Negli ultimi anni gli spazi per creare sono aumentati, dai Muri Liberi ad alcuni permessi concessi dai vari Comuni. Pensi che sia ancora migliorabile questo processo di espansione? Si potrebbe snellire la burocrazia? Cosa manca ancora secondo te per dare maggiore spazio e visibilità al lavoro degli artisti?
Secondo me c’è troppo caos a riguardo. Lavorando spesso con le amministrazioni comunali ho avuto modo di constatare in modo diretto la mancanza di una direzione unica da seguire per fare richieste e ottenere permessi. Ogni amministrazione lavora a modo proprio, quindi diventa più difficile o più semplice, dipende dai casi specifici, ottenere le autorizzazioni.
Dal mio punto di vista, visto che ormai la street art e i graffiti stanno prendendo sempre più piede e sono ormai una realtà affermata in quasi tutte le città, bisognerebbe creare un modulo pre-stampato uguale per tutti, principianti e professionisti , per poter richiedere spazi pubblici. In base poi al progetto specifico richiesto o proposto, bisognerebbe allegare al pre-citato modulo la documentazione più dettagliata necessaria.
Però trovo inconcepibile che, nel 2021 in Italia, non ci sia ancora una modulistica ben definita a riguardo. Trovo anche difficile comprendere come alcune amministrazioni comunali, soprattutto nelle città, siano ancora in difficoltà ad accettare l’idea di concedere spazi pubblici ben definiti dove chiunque possa andare liberamente a dipingere senza un permesso scritto.
Se dovessi dare tre consigli ad un artista che si è avvicinato da poco al mondo del writing e della streetart come espressione artistica, quali sarebbero?
Sicuramente il primo consiglio che darei sarebbe di informarsi molto bene sui rischi a cui si va incontro se si oltrepassa il confine della legalità, perché ho appurato che in molti non lo sanno, ma poi può essere troppo tardi e dannoso scoprirlo direttamente sulla propria pelle (o fedina penale). Se uno è informato a riguardo, se poi decide di rischiare, è una scelta sua, con la consapevolezza del rischio a cui va incontro e delle possibili conseguenze.
Ad alcuni direi di dedicarsi senza dubbio a qualche altra attività, perché la vita degli altri non è un videogioco, né tantomeno un social network, e il danno che un gesto stupido può causare è enorme. Di conseguenza il secondo consiglio che darei sarebbe di dedicare a questo mondo il massimo rispetto, in tutte le sue forme, perché basta un attimo a rovinarsi o a rovinare qualcun altro.

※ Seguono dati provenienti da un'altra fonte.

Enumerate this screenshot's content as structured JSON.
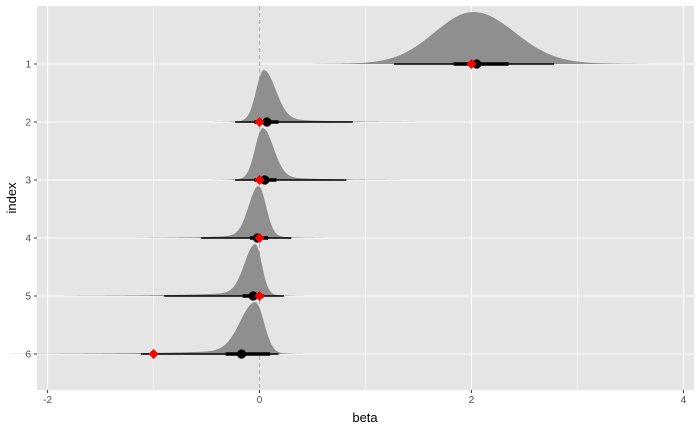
{
  "chart_data": {
    "type": "ridgeline",
    "xlabel": "beta",
    "ylabel": "index",
    "xlim": [
      -2.1,
      4.1
    ],
    "x_ticks": [
      -2,
      0,
      2,
      4
    ],
    "x_tick_labels": [
      "-2",
      "0",
      "2",
      "4"
    ],
    "y_tick_labels": [
      "1",
      "2",
      "3",
      "4",
      "5",
      "6"
    ],
    "reference_line_x": 0,
    "grid": true,
    "colors": {
      "panel": "#e5e5e5",
      "grid": "#ffffff",
      "density": "#8f8f8f",
      "interval": "#000000",
      "true_value": "#ff0000",
      "reference_line": "#a6a6a6"
    },
    "rows": [
      {
        "index": "1",
        "point": 2.05,
        "interval_66": [
          1.83,
          2.35
        ],
        "interval_95": [
          1.27,
          2.78
        ],
        "true_value": 2.0,
        "density": {
          "peak": 2.02,
          "sd_left": 0.36,
          "sd_right": 0.38,
          "tail_left": 1.1,
          "tail_right": 1.2
        }
      },
      {
        "index": "2",
        "point": 0.07,
        "interval_66": [
          -0.05,
          0.18
        ],
        "interval_95": [
          -0.23,
          0.88
        ],
        "true_value": 0.0,
        "density": {
          "peak": 0.04,
          "sd_left": 0.07,
          "sd_right": 0.11,
          "tail_left": 0.3,
          "tail_right": 1.0
        }
      },
      {
        "index": "3",
        "point": 0.05,
        "interval_66": [
          -0.05,
          0.16
        ],
        "interval_95": [
          -0.23,
          0.82
        ],
        "true_value": 0.0,
        "density": {
          "peak": 0.03,
          "sd_left": 0.07,
          "sd_right": 0.1,
          "tail_left": 0.3,
          "tail_right": 0.9
        }
      },
      {
        "index": "4",
        "point": -0.02,
        "interval_66": [
          -0.09,
          0.08
        ],
        "interval_95": [
          -0.55,
          0.3
        ],
        "true_value": 0.0,
        "density": {
          "peak": -0.01,
          "sd_left": 0.09,
          "sd_right": 0.07,
          "tail_left": 0.8,
          "tail_right": 0.4
        }
      },
      {
        "index": "5",
        "point": -0.06,
        "interval_66": [
          -0.16,
          0.04
        ],
        "interval_95": [
          -0.9,
          0.23
        ],
        "true_value": 0.0,
        "density": {
          "peak": -0.04,
          "sd_left": 0.1,
          "sd_right": 0.06,
          "tail_left": 1.3,
          "tail_right": 0.3
        }
      },
      {
        "index": "6",
        "point": -0.17,
        "interval_66": [
          -0.32,
          0.1
        ],
        "interval_95": [
          -1.12,
          0.18
        ],
        "true_value": -1.0,
        "density": {
          "peak": -0.04,
          "sd_left": 0.14,
          "sd_right": 0.08,
          "tail_left": 1.7,
          "tail_right": 0.3
        }
      }
    ]
  }
}
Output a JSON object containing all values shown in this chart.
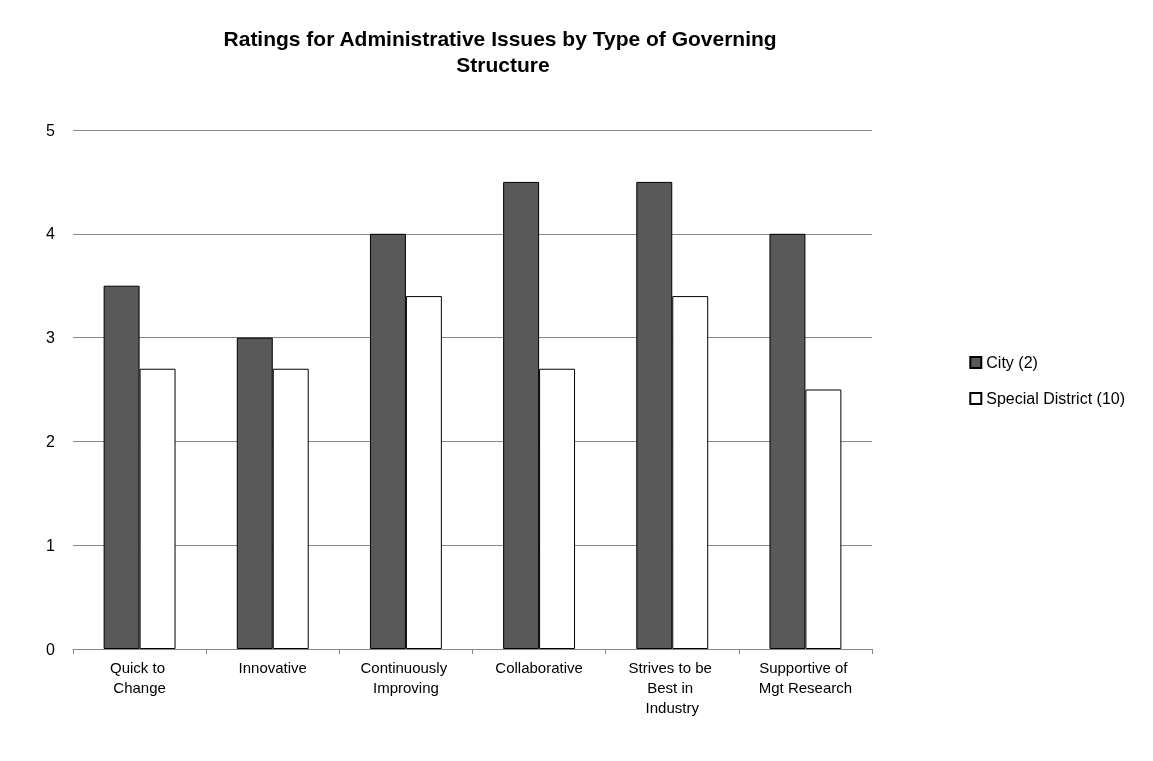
{
  "chart_data": {
    "type": "bar",
    "title": "Ratings for Administrative Issues by Type of Governing Structure",
    "categories": [
      "Quick to Change",
      "Innovative",
      "Continuously Improving",
      "Collaborative",
      "Strives to be Best in Industry",
      "Supportive of Mgt Research"
    ],
    "series": [
      {
        "name": "City (2)",
        "color": "#595959",
        "values": [
          3.5,
          3,
          4,
          4.5,
          4.5,
          4
        ]
      },
      {
        "name": "Special District (10)",
        "color": "#ffffff",
        "values": [
          2.7,
          2.7,
          3.4,
          2.7,
          3.4,
          2.5
        ]
      }
    ],
    "ylim": [
      0,
      5
    ],
    "yticks": [
      0,
      1,
      2,
      3,
      4,
      5
    ],
    "grid": "y",
    "legend": "right"
  }
}
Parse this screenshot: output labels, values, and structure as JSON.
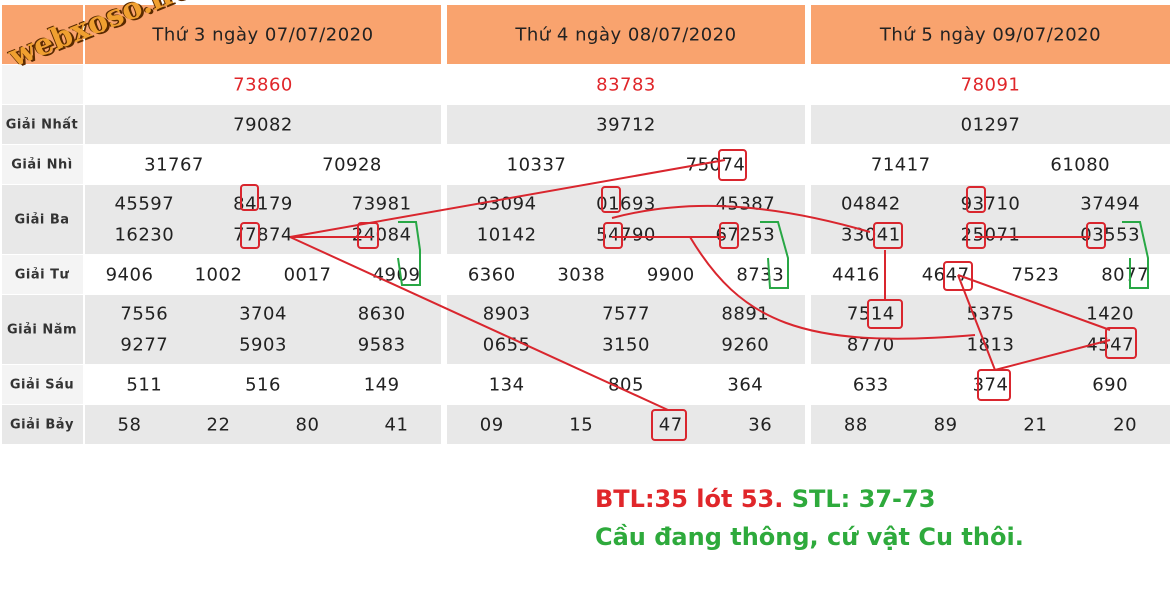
{
  "watermark": "webxoso.net",
  "prize_labels": [
    "Giải Nhất",
    "Giải Nhì",
    "Giải Ba",
    "Giải Tư",
    "Giải Năm",
    "Giải Sáu",
    "Giải Bảy"
  ],
  "days": [
    {
      "header": "Thứ 3 ngày 07/07/2020",
      "special": "73860",
      "prizes": [
        [
          "79082"
        ],
        [
          "31767",
          "70928"
        ],
        [
          "45597",
          "84179",
          "73981",
          "16230",
          "77874",
          "24084"
        ],
        [
          "9406",
          "1002",
          "0017",
          "4909"
        ],
        [
          "7556",
          "3704",
          "8630",
          "9277",
          "5903",
          "9583"
        ],
        [
          "511",
          "516",
          "149"
        ],
        [
          "58",
          "22",
          "80",
          "41"
        ]
      ]
    },
    {
      "header": "Thứ 4 ngày 08/07/2020",
      "special": "83783",
      "prizes": [
        [
          "39712"
        ],
        [
          "10337",
          "75074"
        ],
        [
          "93094",
          "01693",
          "45387",
          "10142",
          "54790",
          "67253"
        ],
        [
          "6360",
          "3038",
          "9900",
          "8733"
        ],
        [
          "8903",
          "7577",
          "8891",
          "0655",
          "3150",
          "9260"
        ],
        [
          "134",
          "805",
          "364"
        ],
        [
          "09",
          "15",
          "47",
          "36"
        ]
      ]
    },
    {
      "header": "Thứ 5 ngày 09/07/2020",
      "special": "78091",
      "prizes": [
        [
          "01297"
        ],
        [
          "71417",
          "61080"
        ],
        [
          "04842",
          "93710",
          "37494",
          "33041",
          "25071",
          "03553"
        ],
        [
          "4416",
          "4647",
          "7523",
          "8077"
        ],
        [
          "7514",
          "5375",
          "1420",
          "8770",
          "1813",
          "4547"
        ],
        [
          "633",
          "374",
          "690"
        ],
        [
          "88",
          "89",
          "21",
          "20"
        ]
      ]
    }
  ],
  "note": {
    "line1_red": "BTL:35 lót 53.",
    "line1_green": "STL: 37-73",
    "line2": "Cầu đang thông, cứ vật Cu thôi."
  }
}
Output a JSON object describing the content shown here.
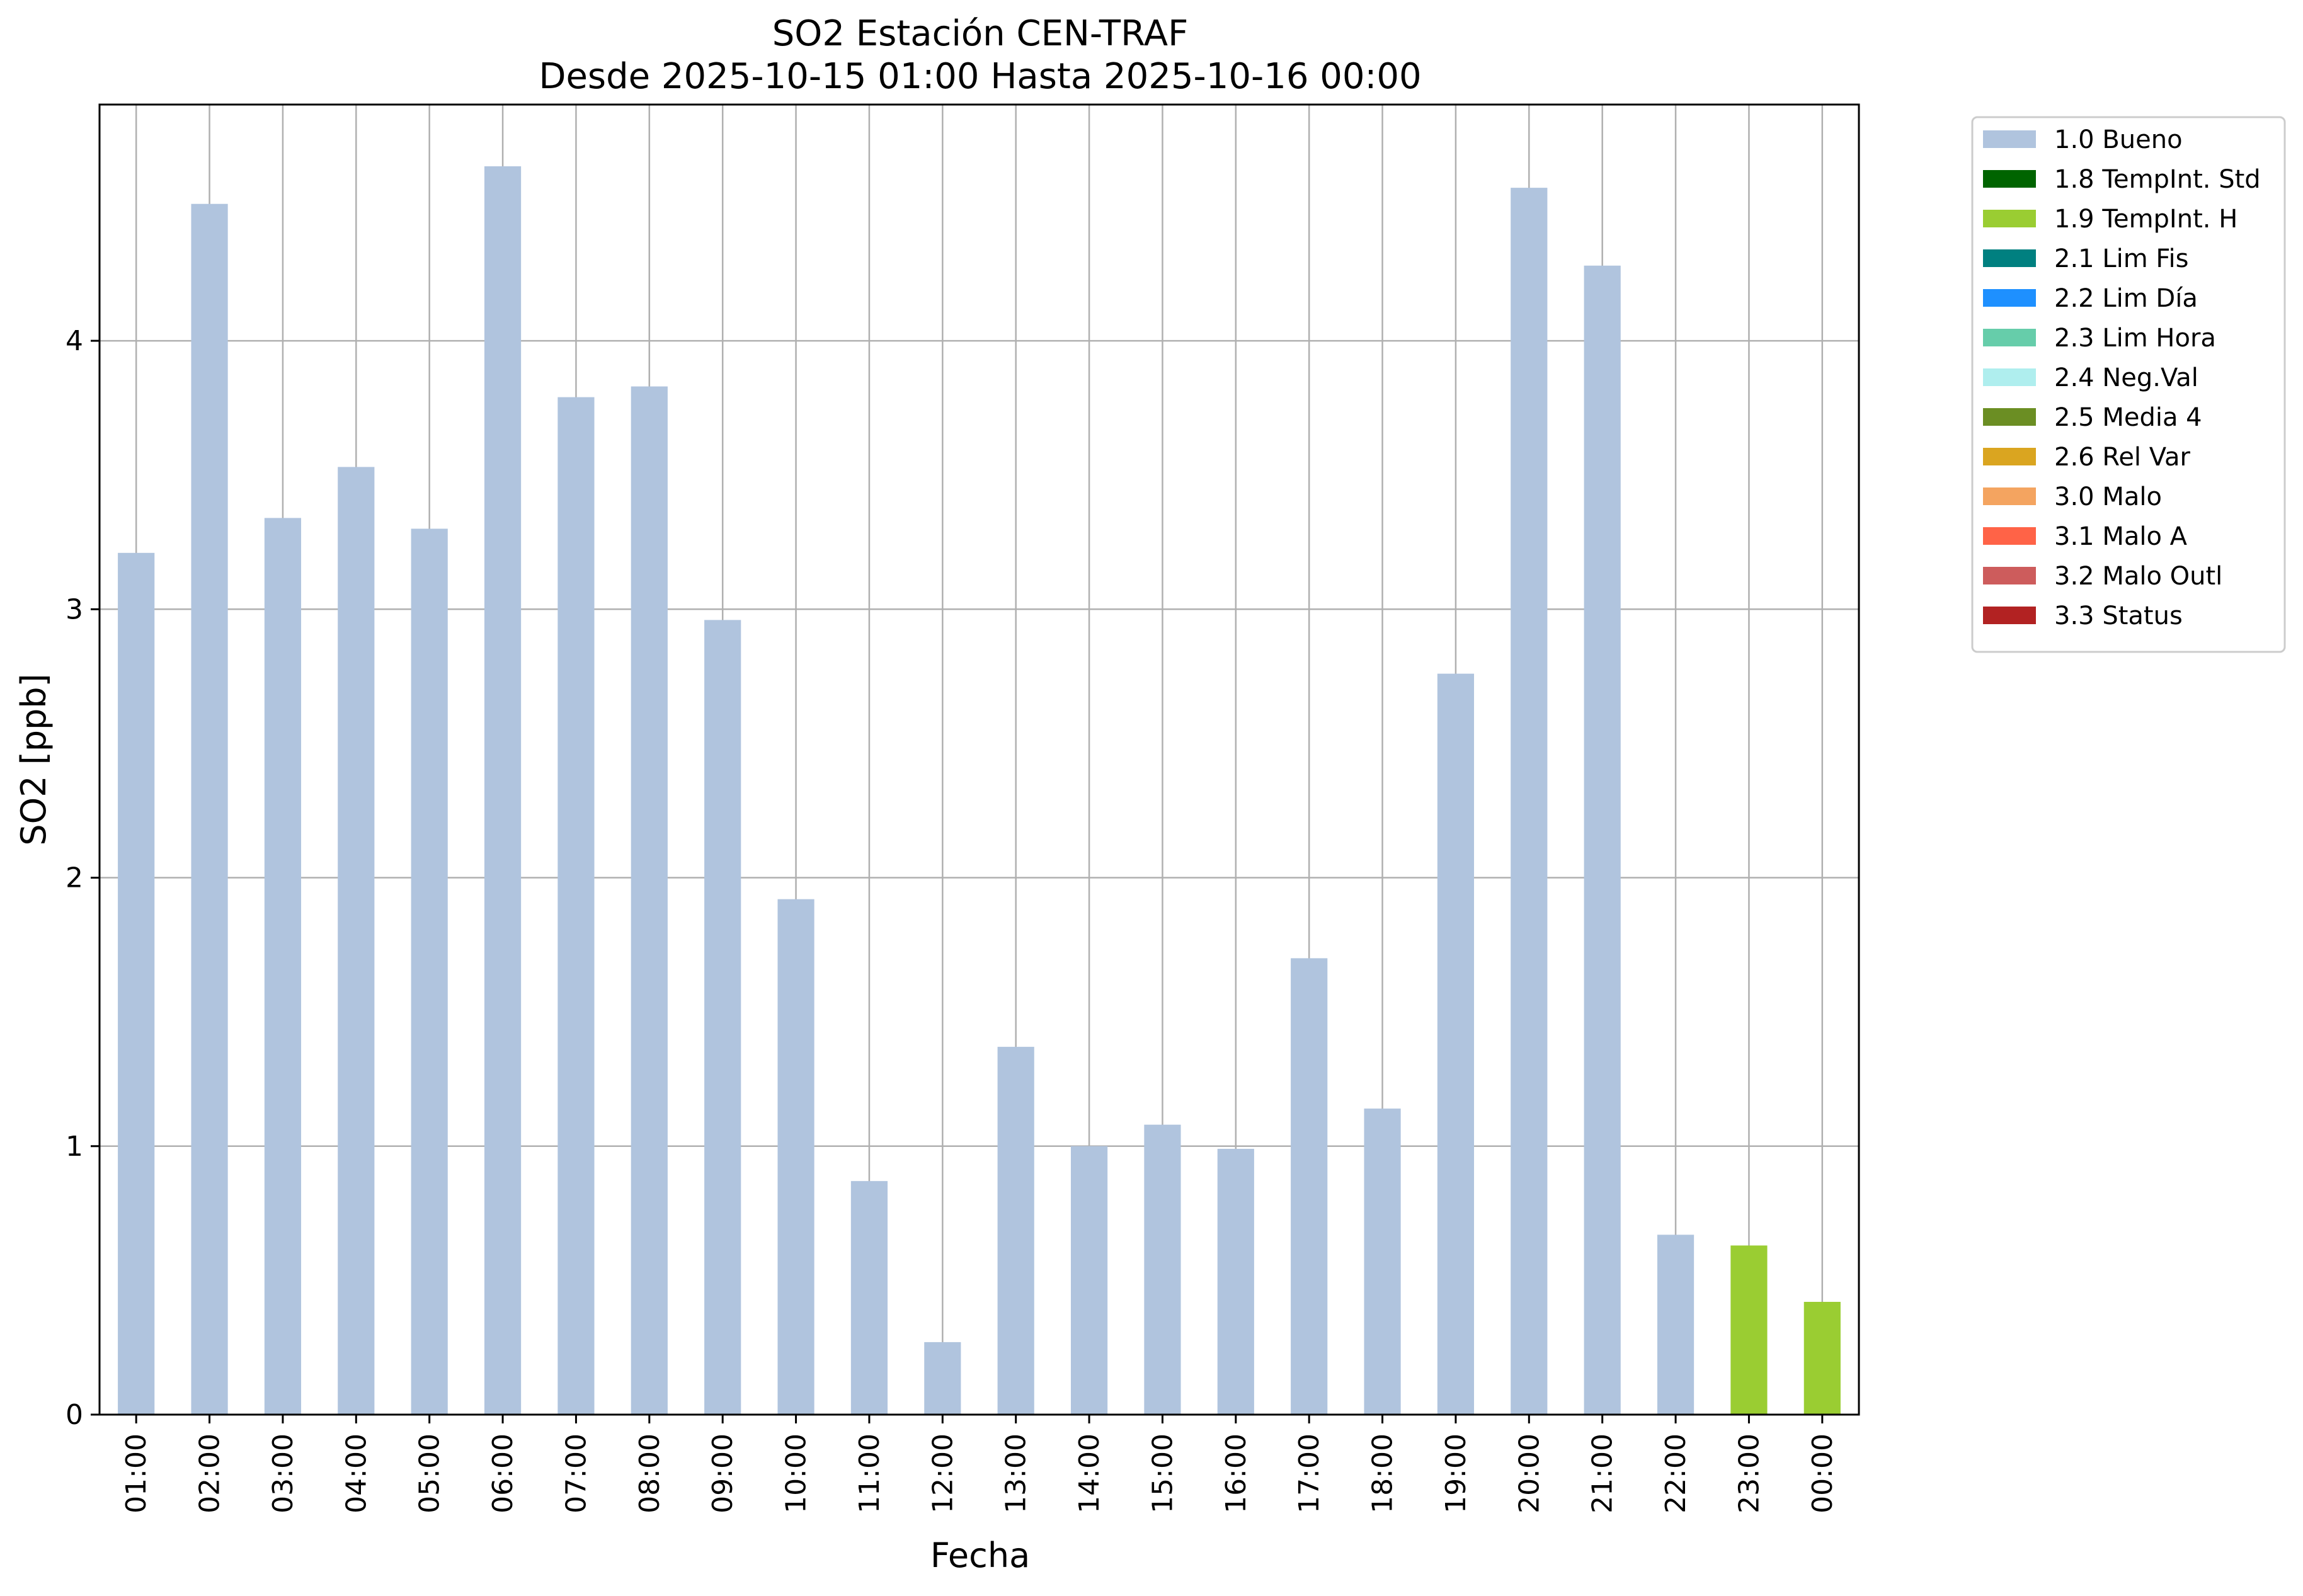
{
  "chart_data": {
    "type": "bar",
    "title": "SO2 Estación CEN-TRAF",
    "subtitle": "Desde 2025-10-15 01:00 Hasta 2025-10-16 00:00",
    "xlabel": "Fecha",
    "ylabel": "SO2 [ppb]",
    "ylim": [
      0,
      4.88
    ],
    "yticks": [
      "0",
      "1",
      "2",
      "3",
      "4"
    ],
    "grid": true,
    "legend_position": "outside-right-top",
    "categories": [
      "01:00",
      "02:00",
      "03:00",
      "04:00",
      "05:00",
      "06:00",
      "07:00",
      "08:00",
      "09:00",
      "10:00",
      "11:00",
      "12:00",
      "13:00",
      "14:00",
      "15:00",
      "16:00",
      "17:00",
      "18:00",
      "19:00",
      "20:00",
      "21:00",
      "22:00",
      "23:00",
      "00:00"
    ],
    "values": [
      3.21,
      4.51,
      3.34,
      3.53,
      3.3,
      4.65,
      3.79,
      3.83,
      2.96,
      1.92,
      0.87,
      0.27,
      1.37,
      1.0,
      1.08,
      0.99,
      1.7,
      1.14,
      2.76,
      4.57,
      4.28,
      0.67,
      0.63,
      0.42
    ],
    "flags": [
      "1.0 Bueno",
      "1.0 Bueno",
      "1.0 Bueno",
      "1.0 Bueno",
      "1.0 Bueno",
      "1.0 Bueno",
      "1.0 Bueno",
      "1.0 Bueno",
      "1.0 Bueno",
      "1.0 Bueno",
      "1.0 Bueno",
      "1.0 Bueno",
      "1.0 Bueno",
      "1.0 Bueno",
      "1.0 Bueno",
      "1.0 Bueno",
      "1.0 Bueno",
      "1.0 Bueno",
      "1.0 Bueno",
      "1.0 Bueno",
      "1.0 Bueno",
      "1.0 Bueno",
      "1.9 TempInt. H",
      "1.9 TempInt. H"
    ],
    "legend": [
      {
        "label": "1.0 Bueno",
        "color": "#b0c4de"
      },
      {
        "label": "1.8 TempInt. Std",
        "color": "#006400"
      },
      {
        "label": "1.9 TempInt. H",
        "color": "#9acd32"
      },
      {
        "label": "2.1 Lim Fis",
        "color": "#008080"
      },
      {
        "label": "2.2 Lim Día",
        "color": "#1e90ff"
      },
      {
        "label": "2.3 Lim Hora",
        "color": "#66cdaa"
      },
      {
        "label": "2.4 Neg.Val",
        "color": "#afeeee"
      },
      {
        "label": "2.5 Media 4",
        "color": "#6b8e23"
      },
      {
        "label": "2.6 Rel Var",
        "color": "#daa520"
      },
      {
        "label": "3.0 Malo",
        "color": "#f4a460"
      },
      {
        "label": "3.1 Malo A",
        "color": "#ff6347"
      },
      {
        "label": "3.2 Malo Outl",
        "color": "#cd5c5c"
      },
      {
        "label": "3.3 Status",
        "color": "#b22222"
      }
    ]
  }
}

Il terzo consiglio che darei sarebbe quello di essere umili e onesti verso gli altri (committenti, colleghi, rivali, organizzatori di eventi, etc…) perché nessuno nasce maestro, uno può essere più o meno dotato, ma è un attimo passare dalle stelle alle stalle, e più si è in alto più la caduta fa male, perciò un po’ di umiltà può servire, non solo nell’arte, ma nella vita in generale. Dopotutto siamo graffitari e\o street artist, con tutto il rispetto, non Michelangelo o Giotto.
Grazie a William “Wiz Art” Gervasoni per la disponibilità nel raccontarci la sua esperienza artistica.